Introducing The Most Advanced News Site On The Planet

Well, another news aggregator launched today. This one is called Newspond, and while they didn’t set a record for baseless hyperbole, they come close.

The site, like TechMeme and Digg, tries to determine breaking and important news – but it is a little different than both. Digg uses user voting to determine headlines. Techmeme uses linking behavior of blogs and other news sites. Both are, arguably, fairly transparent, and you can see the number of user votes or inbound links, respectively to a headline. Newspond, by contrast, has a black box algorithm that looks at number of factors and comes up with an overall score called a Buoyancy Rating. The higher the rating, the higher the headline.

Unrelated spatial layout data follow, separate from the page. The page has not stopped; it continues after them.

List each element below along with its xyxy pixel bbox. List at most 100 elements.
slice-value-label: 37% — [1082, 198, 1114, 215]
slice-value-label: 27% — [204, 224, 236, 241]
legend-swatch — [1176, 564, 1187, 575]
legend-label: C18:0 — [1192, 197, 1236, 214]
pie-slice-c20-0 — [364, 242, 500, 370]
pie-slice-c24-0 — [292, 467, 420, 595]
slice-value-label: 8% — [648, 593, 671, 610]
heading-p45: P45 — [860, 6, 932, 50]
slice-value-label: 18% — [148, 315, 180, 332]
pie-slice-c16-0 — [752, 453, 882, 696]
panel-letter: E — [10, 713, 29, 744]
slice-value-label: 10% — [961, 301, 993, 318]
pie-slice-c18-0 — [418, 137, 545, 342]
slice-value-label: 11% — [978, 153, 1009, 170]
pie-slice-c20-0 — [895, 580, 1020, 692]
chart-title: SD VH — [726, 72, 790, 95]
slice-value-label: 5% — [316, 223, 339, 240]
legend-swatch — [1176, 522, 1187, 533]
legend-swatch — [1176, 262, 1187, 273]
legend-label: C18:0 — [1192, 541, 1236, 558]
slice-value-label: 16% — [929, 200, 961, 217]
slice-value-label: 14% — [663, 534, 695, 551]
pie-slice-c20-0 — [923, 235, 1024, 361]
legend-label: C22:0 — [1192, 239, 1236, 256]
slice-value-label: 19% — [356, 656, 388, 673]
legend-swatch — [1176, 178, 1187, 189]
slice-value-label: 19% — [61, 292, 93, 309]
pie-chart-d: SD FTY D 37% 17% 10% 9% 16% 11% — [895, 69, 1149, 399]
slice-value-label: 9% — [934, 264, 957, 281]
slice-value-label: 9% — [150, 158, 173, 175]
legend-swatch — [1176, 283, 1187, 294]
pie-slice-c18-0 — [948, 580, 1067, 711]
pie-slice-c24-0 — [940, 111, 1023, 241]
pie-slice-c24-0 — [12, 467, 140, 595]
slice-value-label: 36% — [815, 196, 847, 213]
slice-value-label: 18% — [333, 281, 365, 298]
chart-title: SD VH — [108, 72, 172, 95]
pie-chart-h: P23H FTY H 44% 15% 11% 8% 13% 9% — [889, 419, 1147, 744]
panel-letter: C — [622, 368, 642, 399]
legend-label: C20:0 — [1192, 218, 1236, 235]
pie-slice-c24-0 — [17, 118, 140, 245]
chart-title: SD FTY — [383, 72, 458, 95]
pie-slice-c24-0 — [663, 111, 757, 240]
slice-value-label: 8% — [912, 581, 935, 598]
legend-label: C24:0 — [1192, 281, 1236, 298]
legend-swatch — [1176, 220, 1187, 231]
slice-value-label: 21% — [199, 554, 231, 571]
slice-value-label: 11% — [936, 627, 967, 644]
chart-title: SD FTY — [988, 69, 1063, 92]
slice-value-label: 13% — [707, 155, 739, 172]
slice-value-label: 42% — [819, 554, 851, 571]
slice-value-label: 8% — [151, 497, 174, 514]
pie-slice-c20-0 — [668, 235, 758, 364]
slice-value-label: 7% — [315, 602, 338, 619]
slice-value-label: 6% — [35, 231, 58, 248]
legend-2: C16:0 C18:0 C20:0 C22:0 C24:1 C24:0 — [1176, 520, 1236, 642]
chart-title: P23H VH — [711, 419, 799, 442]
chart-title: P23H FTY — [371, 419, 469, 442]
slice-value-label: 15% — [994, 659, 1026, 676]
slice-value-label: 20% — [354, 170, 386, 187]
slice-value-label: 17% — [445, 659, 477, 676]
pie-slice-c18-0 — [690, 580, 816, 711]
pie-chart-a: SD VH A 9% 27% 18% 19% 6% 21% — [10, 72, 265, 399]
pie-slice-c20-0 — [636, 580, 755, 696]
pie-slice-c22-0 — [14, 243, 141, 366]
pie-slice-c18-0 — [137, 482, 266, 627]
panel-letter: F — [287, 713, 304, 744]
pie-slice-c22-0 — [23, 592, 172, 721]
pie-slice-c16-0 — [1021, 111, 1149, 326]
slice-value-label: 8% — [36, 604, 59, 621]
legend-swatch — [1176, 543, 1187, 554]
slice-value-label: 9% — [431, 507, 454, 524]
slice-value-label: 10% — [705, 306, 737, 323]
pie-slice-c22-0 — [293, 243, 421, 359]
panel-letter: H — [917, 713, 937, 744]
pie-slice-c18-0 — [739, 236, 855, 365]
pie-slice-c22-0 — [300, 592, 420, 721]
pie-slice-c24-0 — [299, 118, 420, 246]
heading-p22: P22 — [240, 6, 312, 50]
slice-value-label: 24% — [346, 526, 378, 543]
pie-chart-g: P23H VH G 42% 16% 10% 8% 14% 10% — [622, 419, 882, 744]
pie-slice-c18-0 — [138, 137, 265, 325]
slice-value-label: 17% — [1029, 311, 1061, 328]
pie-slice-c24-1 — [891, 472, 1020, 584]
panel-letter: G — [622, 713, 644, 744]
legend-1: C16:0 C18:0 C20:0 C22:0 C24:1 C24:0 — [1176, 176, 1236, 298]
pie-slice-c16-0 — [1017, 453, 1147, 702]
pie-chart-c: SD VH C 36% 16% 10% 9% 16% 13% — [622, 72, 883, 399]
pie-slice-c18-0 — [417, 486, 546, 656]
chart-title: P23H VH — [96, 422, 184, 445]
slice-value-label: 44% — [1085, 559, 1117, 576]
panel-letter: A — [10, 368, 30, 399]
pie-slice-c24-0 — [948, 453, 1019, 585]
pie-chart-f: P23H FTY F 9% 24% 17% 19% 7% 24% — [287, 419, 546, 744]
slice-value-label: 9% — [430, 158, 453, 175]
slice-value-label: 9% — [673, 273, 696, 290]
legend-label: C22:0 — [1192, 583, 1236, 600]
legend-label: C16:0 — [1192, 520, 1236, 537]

So their approach is fine, although I argue that it’s filling a need that doesn’t exist. There’s just little to drive people to the site day after day. The user interaction on Digg, both from submitting and voting on stories (and getting all your friends to vote on stories) drives significant viral growth. TechMeme doesn’t have that, and has orders of magnitude less traffic. Newspond doesn’t have it either. And it’s unlikely to replace TechMeme as the blogger’s news site of choice.

But they just make ridiculous statements on the website that I can’t ignore. The home page says Newspond is “The most advanced news site on the planet.” The about page has a huge yellow ball thingy and the same words in 40 point type. It also calls itself “the ultimate hub for the latest news.”

What’s the technology behind this stunning new startup? Well, within “the heart of Newspond lies a tireless electronic brain” with “highly-advanced machine intelligence” that analyzes news “at a faster rate of speed than any human being could ever dream of.”

It reads like a movie script.

So far here’s my experience with the site – questionable freshness on the headlines and a complete failure to send me an activation for my account signup (they’ve posted on their blog about the problem). They also fail to provide a RSS feed for their content. Not so useful.

More and more websites are starting to make these types of ridiculous claims to get attention. It works, but only for a day. And after that, with your credibility shot, everyone is waiting for the inevitable failure. And since expectations have been set so astronomically high, even a mild success is still seen as a dismal failure.

Glam did it on a grand scale when they called themselves the “fastest growing web property in the United States” to justify a huge valuation. What they really are is a big ad network that’s currently unprofitable but is growing rapidly. But they are most certainly not the largest womens site on the Internet, or the fastest growing site in the U.S. (they count the traffic of all of the sites they sell ads for as “theirs). Glam is worthy of positive attention, but their ridiculous statements cost them credibility.

And we saw it again yesterday. New startup YouNoodle, which is currently little more than a catalog of startups, claimed that they could predict the valuation of startups five years out based on nothing more than information about the founders. The product hasn’t even launched, but the New York Times jumped on the story anyway. The only way I’ll believe it works, I said, is if they use it to predict their own failure.

I’m going to continue to call companies on unrestrained hyperbole, and hold them to the expectations they’ve set with users. Being proud of your work is one thing, but spouting random nonsense is something else entirely. Enough.